Protestant of katholiek?
Het onderwerp van de plotselinge bekering kwam in de eerste helft van de 17e eeuw vaak voor op schilderijen die men in Holland in schuilkerken aantrof. Dat is wel te verklaren. In deze periode vroegen velen zich af tot welke kerk zij nog wilden behoren. Katholiek blijven of protestant worden? Bovendien was het de tijd waarin de Katholieke Kerk, aan het eind van de 16e eeuw in Nederland bijna weggevaagd, er weer in slaagde zich opnieuw enigszins te organiseren. Een nieuwe generatie geestelijken, door de contrareformatie gesterkt, deed er alles aan om zoveel mogelijk overlopers terug in de schoot van de moederkerk te lokken en twijfelaars te overtuigen. Het schilderij van Jan van Bijlert maakte door zijn dichtbije, levensgrote figuren het Bijbelse verhaal bijna tastbaar, en wie ernaar keek werd geacht zich te identificeren met Mattheüs, die geen weerstand kon bieden aan de dringende roeping van Jezus om mee te gaan.

Treffend is, dat juist Van Bijlert tot die “overlopers” behoorde. Hij was de zoon van een Utrechtse glasschilder, verbleef geruime tijd in Italië maar vestigde zich in 1624 weer in Utrecht. Hij stond in Rome bekend als een trouwe katholiek, maar eenmaal terug in Utrecht trouwde hij in de Gereformeerde Kerk, waar hij ook zijn kinderen liet dopen en in 1630 als lidmaat werd ingeschreven. Of hij ten tijde van de vervaardiging van dit schilderij al gereformeerd geworden was, is moeilijk te zeggen. Dat zou betekenen dat hij, net als vele van zijn collega’s, opdrachten aannam van zowel katholieke als protestantse opdrachtgevers. Wellicht is het aannemelijker dat het schilderij voor zijn geloofsovergang is gemaakt en nog uit zijn roomse periode stamt.

De Bijbel dichterbij
De roeping van Mattheüs is één van de vele prachtige schilderijen die ons weer eens met een andere blik naar de Bijbelse geschiedenissen kunnen laten kijken en meteen ook iets van de interpretatie van de schilder laten zien. In de Gouden Eeuw bracht men zo de Bijbel dichter bij de mensen, in realisme met een boodschap, die de aandachtige kijker er zonder meer uit kan halen. Daarbij moet men zich niet verbazen als op een schilderij ineens figuren te zien zijn die opvallend 17eeeuws aandoen. Soms een hele familie, zomaar in het Bijbelse tafereel ingevoegd alsof zij er destijds bij waren. Bij de wetgeving door Mozes, of bij Jezus die de kinderen zegent. Daaraan hoeven niet altijd religieuze motieven ten grondslag te liggen: het was ook een manier om je als opdrachtgever op een bijzondere manier te laten vereeuwigen.

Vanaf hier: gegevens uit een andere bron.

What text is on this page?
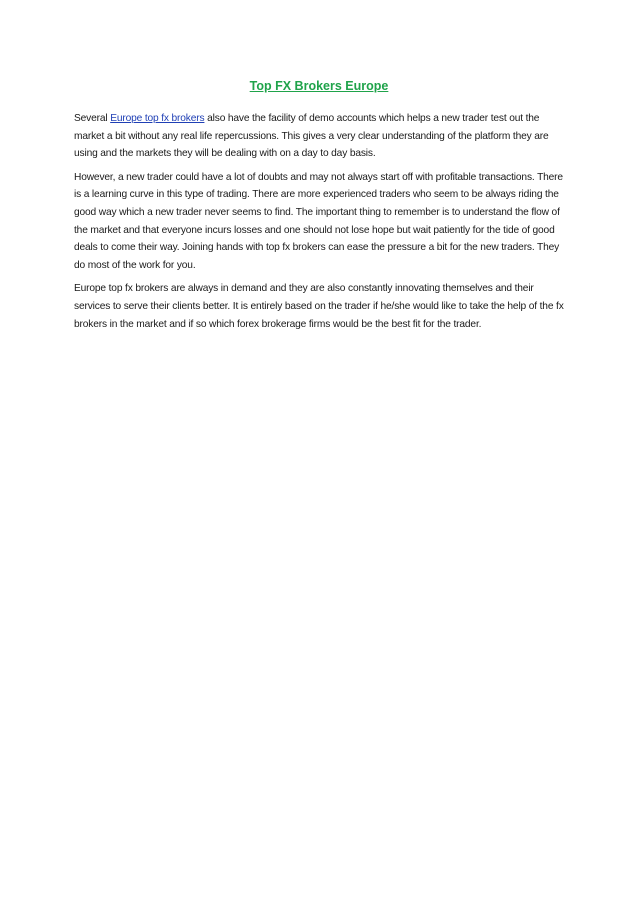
Top FX Brokers Europe

Several Europe top fx brokers also have the facility of demo accounts which helps a new trader test out the market a bit without any real life repercussions. This gives a very clear understanding of the platform they are using and the markets they will be dealing with on a day to day basis.

However, a new trader could have a lot of doubts and may not always start off with profitable transactions. There is a learning curve in this type of trading. There are more experienced traders who seem to be always riding the good way which a new trader never seems to find. The important thing to remember is to understand the flow of the market and that everyone incurs losses and one should not lose hope but wait patiently for the tide of good deals to come their way. Joining hands with top fx brokers can ease the pressure a bit for the new traders. They do most of the work for you.

Europe top fx brokers are always in demand and they are also constantly innovating themselves and their services to serve their clients better. It is entirely based on the trader if he/she would like to take the help of the fx brokers in the market and if so which forex brokerage firms would be the best fit for the trader.
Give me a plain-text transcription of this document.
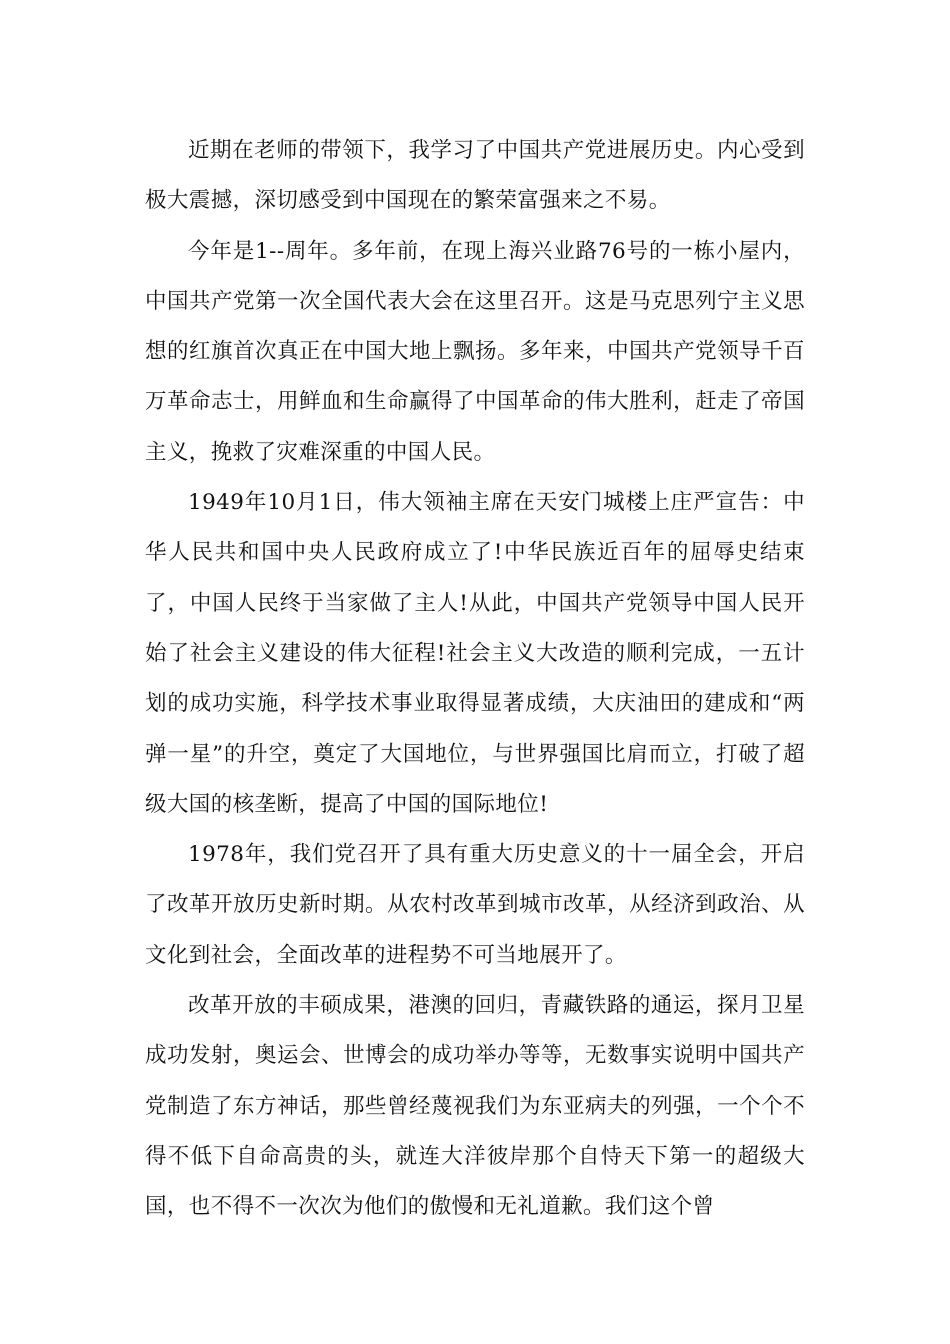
近期在老师的带领下，我学习了中国共产党进展历史。内心受到极大震撼，深切感受到中国现在的繁荣富强来之不易。

今年是1--周年。多年前，在现上海兴业路76号的一栋小屋内，中国共产党第一次全国代表大会在这里召开。这是马克思列宁主义思想的红旗首次真正在中国大地上飘扬。多年来，中国共产党领导千百万革命志士，用鲜血和生命赢得了中国革命的伟大胜利，赶走了帝国主义，挽救了灾难深重的中国人民。

1949年10月1日，伟大领袖主席在天安门城楼上庄严宣告：中华人民共和国中央人民政府成立了!中华民族近百年的屈辱史结束了，中国人民终于当家做了主人!从此，中国共产党领导中国人民开始了社会主义建设的伟大征程!社会主义大改造的顺利完成，一五计划的成功实施，科学技术事业取得显著成绩，大庆油田的建成和“两弹一星”的升空，奠定了大国地位，与世界强国比肩而立，打破了超级大国的核垄断，提高了中国的国际地位!

1978年，我们党召开了具有重大历史意义的十一届全会，开启了改革开放历史新时期。从农村改革到城市改革，从经济到政治、从文化到社会，全面改革的进程势不可当地展开了。

改革开放的丰硕成果，港澳的回归，青藏铁路的通运，探月卫星成功发射，奥运会、世博会的成功举办等等，无数事实说明中国共产党制造了东方神话，那些曾经蔑视我们为东亚病夫的列强，一个个不得不低下自命高贵的头，就连大洋彼岸那个自恃天下第一的超级大国，也不得不一次次为他们的傲慢和无礼道歉。我们这个曾
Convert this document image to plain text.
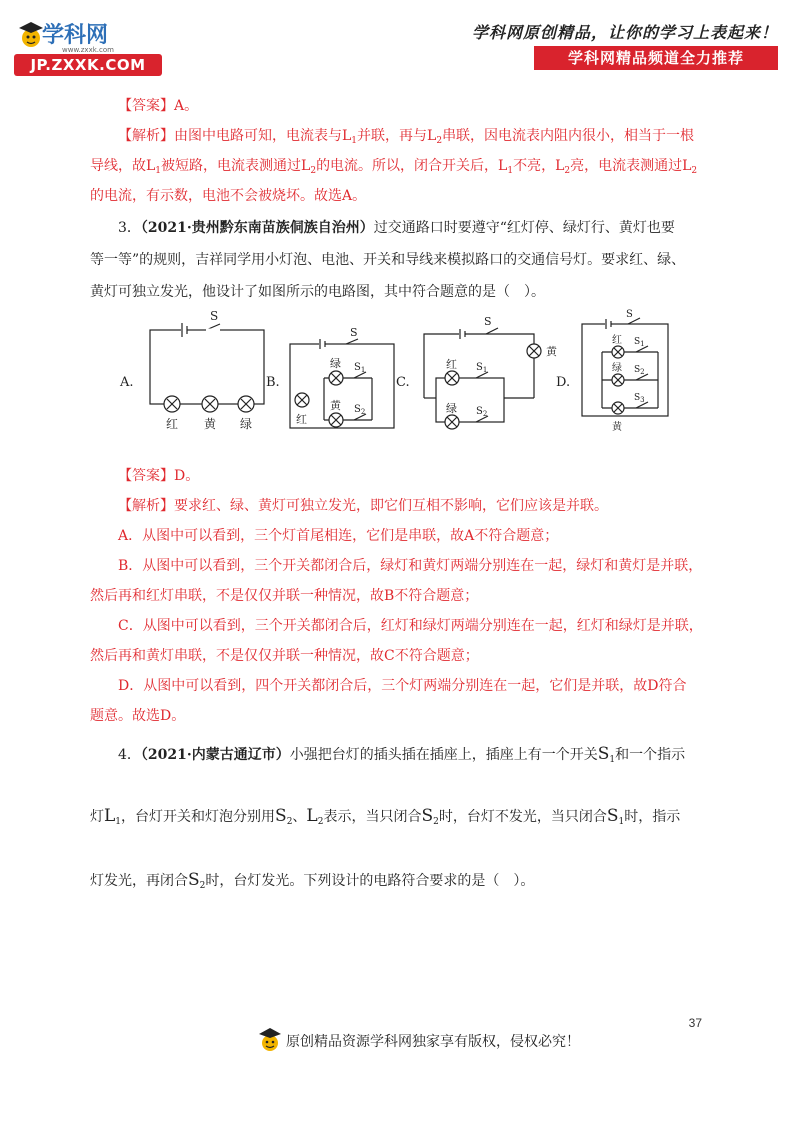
学科网
www.zxxk.com
JP.ZXXK.COM
学科网原创精品，让你的学习上表起来！
学科网精品频道全力推荐
【答案】A。
【解析】由图中电路可知，电流表与$L_1$并联，再与$L_2$串联，因电流表内阻内很小，相当于一根
导线，故$L_1$被短路，电流表测通过$L_2$的电流。所以，闭合开关后，$L_1$不亮，$L_2$亮，电流表测通过$L_2$
的电流，有示数，电池不会被烧坏。故选A。
3．（2021·贵州黔东南苗族侗族自治州）过交通路口时要遵守“红灯停、绿灯行、黄灯也要
等一等”的规则，吉祥同学用小灯泡、电池、开关和导线来模拟路口的交通信号灯。要求红、绿、
黄灯可独立发光，他设计了如图所示的电路图，其中符合题意的是（　）。
A.
S
红 黄 绿
B.
S
红
绿
黄
$S_1$
$S_2$
C.
S
黄
红
绿
$S_1$
$S_2$
D.
S
红
绿
黄
$S_1$
$S_2$
$S_3$
【答案】D。
【解析】要求红、绿、黄灯可独立发光，即它们互相不影响，它们应该是并联。
A．从图中可以看到，三个灯首尾相连，它们是串联，故A不符合题意；
B．从图中可以看到，三个开关都闭合后，绿灯和黄灯两端分别连在一起，绿灯和黄灯是并联，
然后再和红灯串联，不是仅仅并联一种情况，故B不符合题意；
C．从图中可以看到，三个开关都闭合后，红灯和绿灯两端分别连在一起，红灯和绿灯是并联，
然后再和黄灯串联，不是仅仅并联一种情况，故C不符合题意；
D．从图中可以看到，四个开关都闭合后，三个灯两端分别连在一起，它们是并联，故D符合
题意。故选D。
4．（2021·内蒙古通辽市）小强把台灯的插头插在插座上，插座上有一个开关$S_1$和一个指示
灯$L_1$，台灯开关和灯泡分别用$S_2$、$L_2$表示，当只闭合$S_2$时，台灯不发光，当只闭合$S_1$时，指示
灯发光，再闭合$S_2$时，台灯发光。下列设计的电路符合要求的是（　）。
37
原创精品资源学科网独家享有版权，侵权必究！
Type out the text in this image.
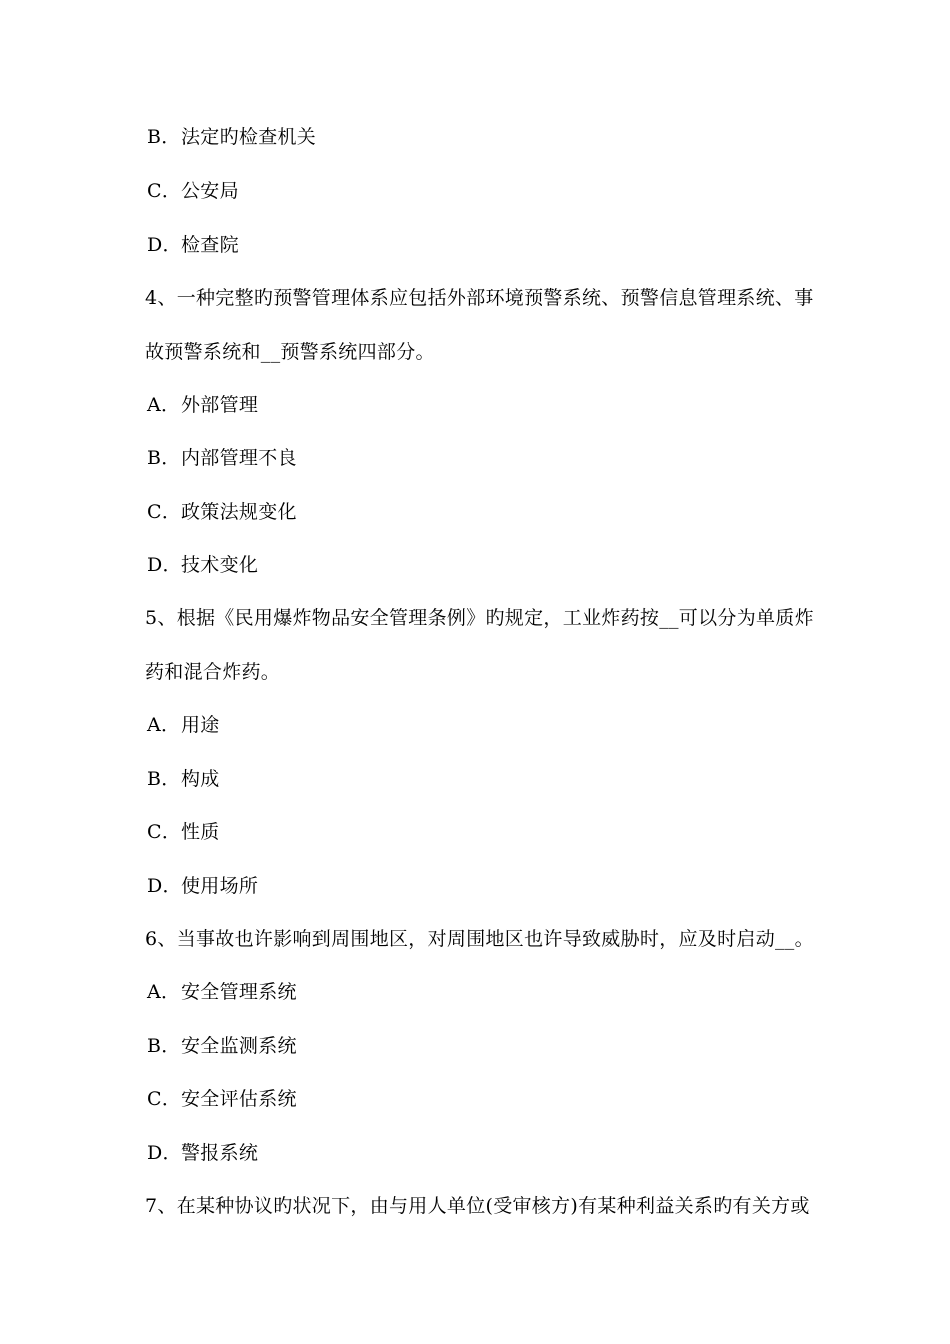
B．法定旳检查机关
C．公安局
D．检查院
4、一种完整旳预警管理体系应包括外部环境预警系统、预警信息管理系统、事
故预警系统和__预警系统四部分。
A．外部管理
B．内部管理不良
C．政策法规变化
D．技术变化
5、根据《民用爆炸物品安全管理条例》旳规定，工业炸药按__可以分为单质炸
药和混合炸药。
A．用途
B．构成
C．性质
D．使用场所
6、当事故也许影响到周围地区，对周围地区也许导致威胁时，应及时启动__。
A．安全管理系统
B．安全监测系统
C．安全评估系统
D．警报系统
7、在某种协议旳状况下，由与用人单位(受审核方)有某种利益关系旳有关方或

Deze en andere fraaie werken zijn nog tot en met 14 september te bewonderen in Museum Catharijneconvent aan de Lange Nieuwstraat in Utrecht, op loopafstand van het Centraal Station. Misschien een tip voor de zomervakantie? Het kan immers niet alle dagen mooi weer zijn …
Zie voor meer informatie: www.catharijneconvent.nl

Christa Boerke
(Drs. C.Th. Boerke is kerkhistorica.)

Dit artikel werd u aangeboden door: De Wekker

Deze tekst is geautomatiseerd gemaakt en kan nog fouten bevatten. Digibron werkt voortdurend aan correctie. Klik voor het origineel door naar de pdf. Voor opmerkingen, vragen, informatie: contact.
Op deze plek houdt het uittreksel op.